Part and parcel of many types of claims for bodily injuries is the medical examination conducted by a physician designated by an insurance company; this however can be complicated by the physician-patient relationship. This can occur in contexts including a personal injury lawsuit, a claim for motor vehicle no-fault benefits, a disability claim or a workers compensation claim. Once in a while one of our clients complains that they were injured by the insurance company doctor, although no one, as far as we know, has gone so far as to try to sue the doctor. But if a client did sue, would it be considered an action for medical malpractice or for negligence?
It made a difference in Bazakos v.
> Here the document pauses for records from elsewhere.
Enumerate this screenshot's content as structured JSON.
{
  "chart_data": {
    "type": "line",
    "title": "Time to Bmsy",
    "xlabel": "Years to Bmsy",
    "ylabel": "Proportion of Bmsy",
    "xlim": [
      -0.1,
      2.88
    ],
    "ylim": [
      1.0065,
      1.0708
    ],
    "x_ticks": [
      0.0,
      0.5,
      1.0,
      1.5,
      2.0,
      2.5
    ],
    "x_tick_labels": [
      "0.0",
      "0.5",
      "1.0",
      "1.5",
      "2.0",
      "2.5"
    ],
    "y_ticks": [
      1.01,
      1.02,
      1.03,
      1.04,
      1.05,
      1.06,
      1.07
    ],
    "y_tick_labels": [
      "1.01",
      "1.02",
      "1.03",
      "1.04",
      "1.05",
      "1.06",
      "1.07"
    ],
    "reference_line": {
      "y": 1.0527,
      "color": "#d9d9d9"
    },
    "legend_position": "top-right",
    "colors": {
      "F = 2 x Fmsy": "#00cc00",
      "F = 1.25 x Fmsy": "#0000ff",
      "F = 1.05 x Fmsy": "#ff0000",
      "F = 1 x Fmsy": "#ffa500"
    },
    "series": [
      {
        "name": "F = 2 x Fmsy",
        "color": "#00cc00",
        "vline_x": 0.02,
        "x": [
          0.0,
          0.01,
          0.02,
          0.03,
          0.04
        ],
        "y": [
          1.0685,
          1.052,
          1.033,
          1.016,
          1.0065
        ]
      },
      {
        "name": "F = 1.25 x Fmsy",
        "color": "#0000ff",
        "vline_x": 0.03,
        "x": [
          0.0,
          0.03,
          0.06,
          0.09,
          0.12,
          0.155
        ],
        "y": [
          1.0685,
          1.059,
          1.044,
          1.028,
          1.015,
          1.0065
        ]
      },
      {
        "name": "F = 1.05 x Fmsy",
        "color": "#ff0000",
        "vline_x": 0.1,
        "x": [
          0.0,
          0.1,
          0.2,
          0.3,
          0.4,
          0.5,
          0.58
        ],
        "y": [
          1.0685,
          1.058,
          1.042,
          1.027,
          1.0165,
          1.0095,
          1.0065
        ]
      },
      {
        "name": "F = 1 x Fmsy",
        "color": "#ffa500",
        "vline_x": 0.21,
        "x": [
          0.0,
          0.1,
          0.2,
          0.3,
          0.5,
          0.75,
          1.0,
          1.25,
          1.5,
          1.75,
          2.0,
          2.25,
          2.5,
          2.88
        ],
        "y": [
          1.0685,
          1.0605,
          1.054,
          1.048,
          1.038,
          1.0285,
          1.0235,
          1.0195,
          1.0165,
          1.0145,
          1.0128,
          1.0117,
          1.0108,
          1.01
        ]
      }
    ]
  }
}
Lewis, — N.E.2d—, 2009 WL 1765980 (N.Y., 2009), a 4-3 split Court of Appeals decision dated June 24, 2009, because the suit was commenced after the 2 -year time limit for medical malpractice actions but before expiration of the 3-year limitation for negligence.
In Bazakos, a chiropractor injured in a motor vehicle accident sued a doctor who had examined him for the defendant. Bazakos alleged that the defendant injured him during the examination when he took plaintiff’s head in his hands and forcefully rotated it while simultaneously pulling. The Appellate Division, Second Department majority concluded that, because physician-patient relationship the doctor the person being examined, the action was not for medical malpractice.
The Appellate Division granted Lewis leave to appeal, certifying the question of whether its order was properly made. The Court of Appeals answered the question in the negative and reversed. The Court of Appeals focused on their perception that the procedure the doctor was performing required the doctor’s specialized skill, and as a defendant in a medical malpractice case, was being called upon to defend his performance of professional duties.
The act on which Bazakos’s lawsuit is based – Lewis’s manipulation of a body part of a person who came to his office for a physical examination-constitutes medical treatment by a licensed physician, and the negligent performance of that act is not ordinary negligence, but a prototypical act of medical malpractice. The Court held that there was doctor-patient relationship may fairly be called a limited physician-patient relationship but it was a limited relationship that imposes a duty on the IME physician to perform the examination in a manner not to cause physical harm to the examinee.
The dissent distinguished between medical techniques the doctor employed in examining plaintiff and medical treatment, noting that no medical treatment was intended or in fact provided. The dissent aptly observed, The exam was conducted simply as a disclosure device in litigation and, indeed, one whose benefit inured not to the examinee but to the examinee’s adversary. It was good to hear the dissent so accurately attack the appropriateness of the word independent as it appears in the phrase independent medical examination.
Chief Judge Jonathan Lippman wrote for the dissent: These exams, far from being independent in any ordinary sense of the word, are paid for and frequently controlled in their scope and conduct by legal adversaries of the examinee. They are emphatically not occasions for treatment, but are most often utilized to contest the examinee’s claimed injury and to dispute the need for any treatment at all. Most interestingly, the majority opinion unabashedly used the term “IME” (the acronym for “independent medical examination”) in its decision, signaling, seemingly deliberately, that it had no problem with the “independent” moniker.